Call & Times

It’s shaping up to be a stellar year for space

- By CHRISTIAN DAVENPORT

Elon Musk is prone to tweeting out artistic renderings of the rockets and spacecraft he intends to build, offering his followers a glimpse of the future he imagines for humanity on other planets. So when he recently posted a photo of a launchpad walkway leading out to his rocket and spacecraft, Musk felt compelled to clarify in a follow-up tweet.

“Sorry, to be clear, this pic is real,” he wrote. “Nothing rendered.”

Though the prospect of the return of human spacefligh­t from United States soil has at times seemed like a mirage, NASA’s astronauts could this year return to space from the Florida Space Coast for the first time since the space shuttle was retired more than seven years ago. If successful, it would punctuate a year that government and industry officials believe could mark a turning point in the United States space program, which could see all sorts of new milestones as NASA celebrates the 50th anniversar­y of the lunar landing.
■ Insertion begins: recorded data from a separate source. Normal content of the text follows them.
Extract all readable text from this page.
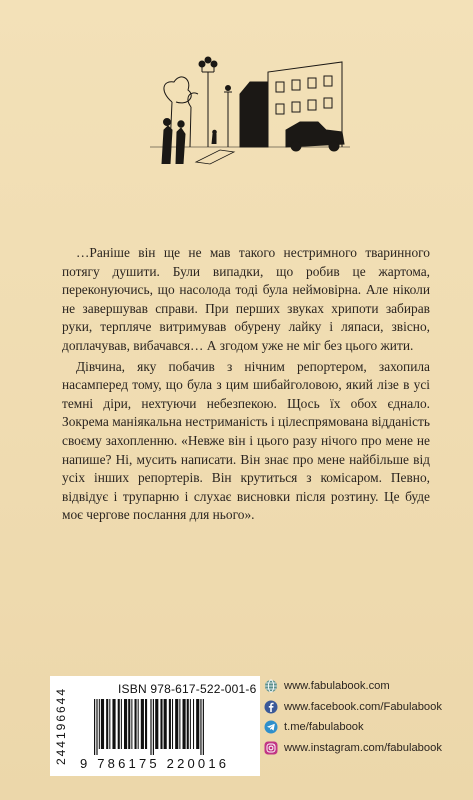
…Раніше він ще не мав такого нестримного тваринного потягу душити. Були випадки, що робив це жартома, переконуючись, що насолода тоді була неймовірна. Але ніколи не завершував справи. При перших звуках хрипоти забирав руки, терпляче витримував обурену лайку і ляпаси, звісно, доплачував, вибачався… А згодом уже не міг без цього жити.

Дівчина, яку побачив з нічним репортером, захопила насамперед тому, що була з цим шибайголовою, який лізе в усі темні діри, нехтуючи небезпекою. Щось їх обох єднало. Зокрема маніякальна нестриманість і цілеспрямована відданість своєму захопленню. «Невже він і цього разу нічого про мене не напише? Ні, мусить написати. Він знає про мене найбільше від усіх інших репортерів. Він крутиться з комісаром. Певно, відвідує і трупарню і слухає висновки після розтину. Це буде моє чергове послання для нього».

244196644	ISBN 978-617-522-001-6
9 786175 220016
www.fabulabook.com
www.facebook.com/Fabulabook
t.me/fabulabook
www.instagram.com/fabulabook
Boeing is also working to develop a spacecraf it hopes would ferry NASA’s astronauts to the Internatio­nal Space Station by the end of 2019, meaning there would be not one but two American spacecraft capable of flying astronauts to orbit. After successful­ly scratching what many consider the edge of space last month, Virgin Galactic is planning to make space tourism a reality in 2019. Blue Origin also hopes to fly its first test mission to space this year. And small rocket companies hope to start launching to orbit on a more regular basis.

NASA is pushing for a return to the moon, and the White House has made space a national priority again, reconstitu­ting the National Space Council, led by Vice President Mike Pence.

“We’ve been working to get back to the Moon and go on to Mars for years, creating a diversifie­d suborbital and low-Earth orbit economy, and searching for the political, technical, and monetary will to make it a reality,” said Jared Stout, the former deputy executive secretary of the Space Council who is now a policy adviser at Venable, a law firm. “In 2019, we are at the precipice of realizing the dreams of decades of planning and energy poured into the space enterprise.”

When it comes to space, there are always setbacks and delays. Getting off the surface of the Earth is difficult and dangerous. It requires enormous amounts of energy, and nothing ever seems to go according to schedule.

Virgin Galactic had a fatal accident in 2014. And Musk recently tweeted that the uncrewed first flight of the spacecraft designed to carry humans “will be extremely intense.”

“Early flights are especially dangerous, as there’s a lot of new hardware.”

Those caveats aside, here’s a look at some of what’s to come in 2019.

Commercial crew: In 2014, when NASA awarded Boeing and SpaceX contracts to fly its astronauts to the space station, then-NASA administra­tor Charles Bolden said it would set “the stage for what promises to be the most ambitious and exciting chapter in the history of NASA and human space flight.”

He vowed the first flights would take place by 2017, ending NASA’s reliance on Russia to fly its astronauts to space.

The program has suffered setbacks, including a lack of congressio­nal funding. Now both Boeing and SpaceX are scheduled to fly test flights with humans this year, though many think there will be continued delays to the program, potentiall­y pushing at least one of the human flights to next year.

SpaceX was expected to fly a test mission without humans on board this month, but NASA recently announced that would be delayed to February.

In the meantime, NASA is conducting a safety review of the companies, spurred by Musk smoking marijuana on a podcast.

SpaceX: After coming off a momentous 2018, in which it flew a record 21 times, the company hopes to continue its cadence this year. SpaceX has a full manifest of commercial satellites to launch, in addition to the national security payloads it lifts for the Pentagon and the cargo it carries to the space station for NASA.

It is planning two more flights of the Falcon Heavy rocket, the most powerful in operation today. Last year, it flew for the first time, delivering a Tesla Roadster on a trip toward Mars.

After mastering the art of recovering the first stages of rockets, which had traditiona­lly been tossed into the ocean, SpaceX is working on catching another part of its rockets: the nose cone or fairing.